Rangga tampak terkejut saat melihat Mutia sudah berada di dalam kamar.
"Biasakan ketuk pintu dulu kalau masuk", ucap Rangga, terdengar ketus.
"Maaf...", ucap Mutia singkat.
"Ya sudah siap-siap, bukannya mau pergi?, atau kamu tidak mau ikut?", kekeh Rangga.
"Kasihan Papi kalau aku tidak ikut, Papi kan membelikan tiket itu untuk aku", ucap Mutia datar, ia mulai berani .
Rangga pun menatapnya lekat, ia tidak menyangka Mutia bisa bicara seperti itu padanya.
Mutia tampak mengambil tas dan mengisinya dengan barang-barang miliknya, setelah itu ia kembali duduk di sofa menunggu Rangga yang kini sedang di kamar mandi.
Setelah mengirim beberapa pesan kepada Sinta, Rangga baru keluar dari kamar mandi dan segera mengajak Mutia pergi.
Sepanjang jalan, Rangga sibuk mengemudi sambil membalas pesan masuk dari Sinta, hal itu membuat ia beberapa kali harus menginjak rem mendadak.
"Bisa berhenti dulu sebentar Mas, bahaya mengemudi sambil memainkan ponsel", usul Mutia.
Rangga hanya meliriknya sinis, kali ini pikirannya hanya dipenuhi oleh bayangan Sinta.

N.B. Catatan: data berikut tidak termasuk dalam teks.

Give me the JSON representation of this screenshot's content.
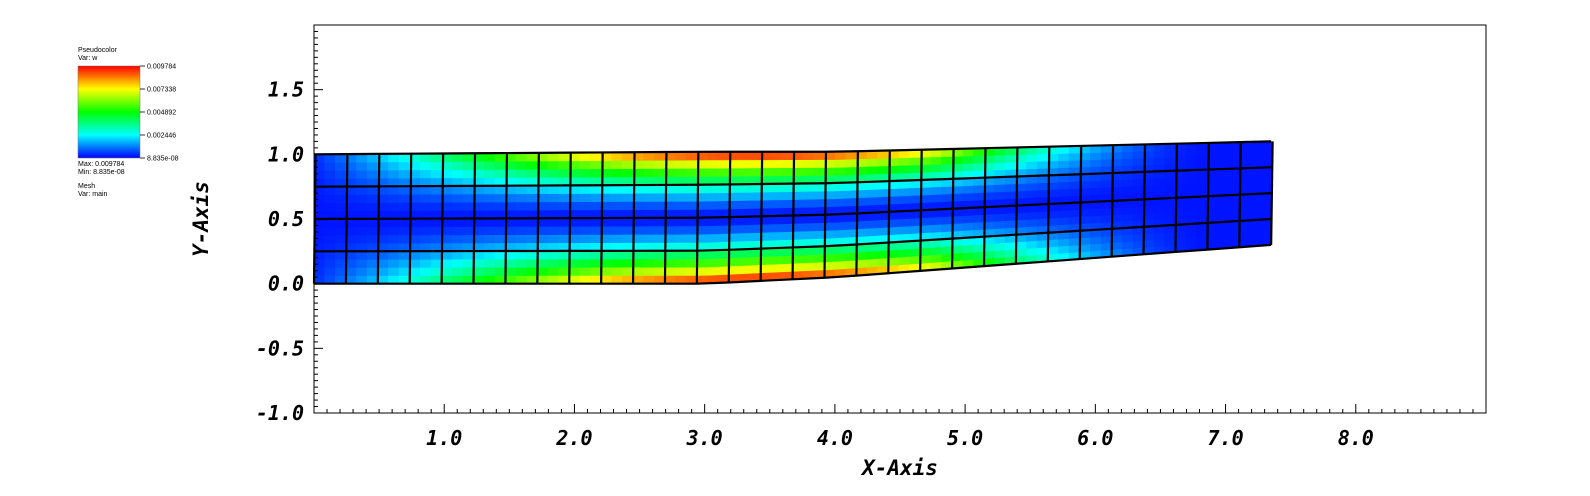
{
  "legend": {
    "plot_label": "Pseudocolor",
    "var_label": "Var: w",
    "ticks": [
      "0.009784",
      "0.007338",
      "0.004892",
      "0.002446",
      "8.835e-08"
    ],
    "max_label": "Max: 0.009784",
    "min_label": "Min: 8.835e-08",
    "mesh_label": "Mesh",
    "mesh_var_label": "Var: main"
  },
  "chart_data": {
    "type": "heatmap",
    "title": "",
    "xlabel": "X-Axis",
    "ylabel": "Y-Axis",
    "xlim": [
      0,
      9
    ],
    "ylim": [
      -1.0,
      2.0
    ],
    "x_ticks": [
      "1.0",
      "2.0",
      "3.0",
      "4.0",
      "5.0",
      "6.0",
      "7.0",
      "8.0"
    ],
    "x_tick_values": [
      1,
      2,
      3,
      4,
      5,
      6,
      7,
      8
    ],
    "y_ticks": [
      "1.5",
      "1.0",
      "0.5",
      "0.0",
      "-0.5",
      "-1.0"
    ],
    "y_tick_values": [
      1.5,
      1.0,
      0.5,
      0.0,
      -0.5,
      -1.0
    ],
    "colormap": [
      "#0000ff",
      "#00ffff",
      "#00ff00",
      "#ffff00",
      "#ff0000"
    ],
    "value_range": [
      8.835e-08,
      0.009784
    ],
    "mesh": {
      "columns": 30,
      "rows": 4,
      "x_start": 0.0,
      "x_end": 7.35,
      "bottom_edge": [
        [
          0.0,
          0.0
        ],
        [
          3.0,
          0.0
        ],
        [
          4.0,
          0.05
        ],
        [
          7.35,
          0.3
        ]
      ],
      "top_edge": [
        [
          0.0,
          1.0
        ],
        [
          3.0,
          1.02
        ],
        [
          4.0,
          1.02
        ],
        [
          7.35,
          1.1
        ]
      ]
    }
  }
}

Mutia kembali diam, ia tahu kalau hanya melirik saja, itu artinya Rangga sedang marah, dan Mutia tidak mau membuat Rangga tambah kesal padanya, setidaknya Mutia sudah mengingatkan.
Suasana kembali hening, dan tanpa di duga, mobil Rangga menepi ke sebuah taman, mutia pikir mereka akan rehat sejenak di sana, tapi ternyata bukan.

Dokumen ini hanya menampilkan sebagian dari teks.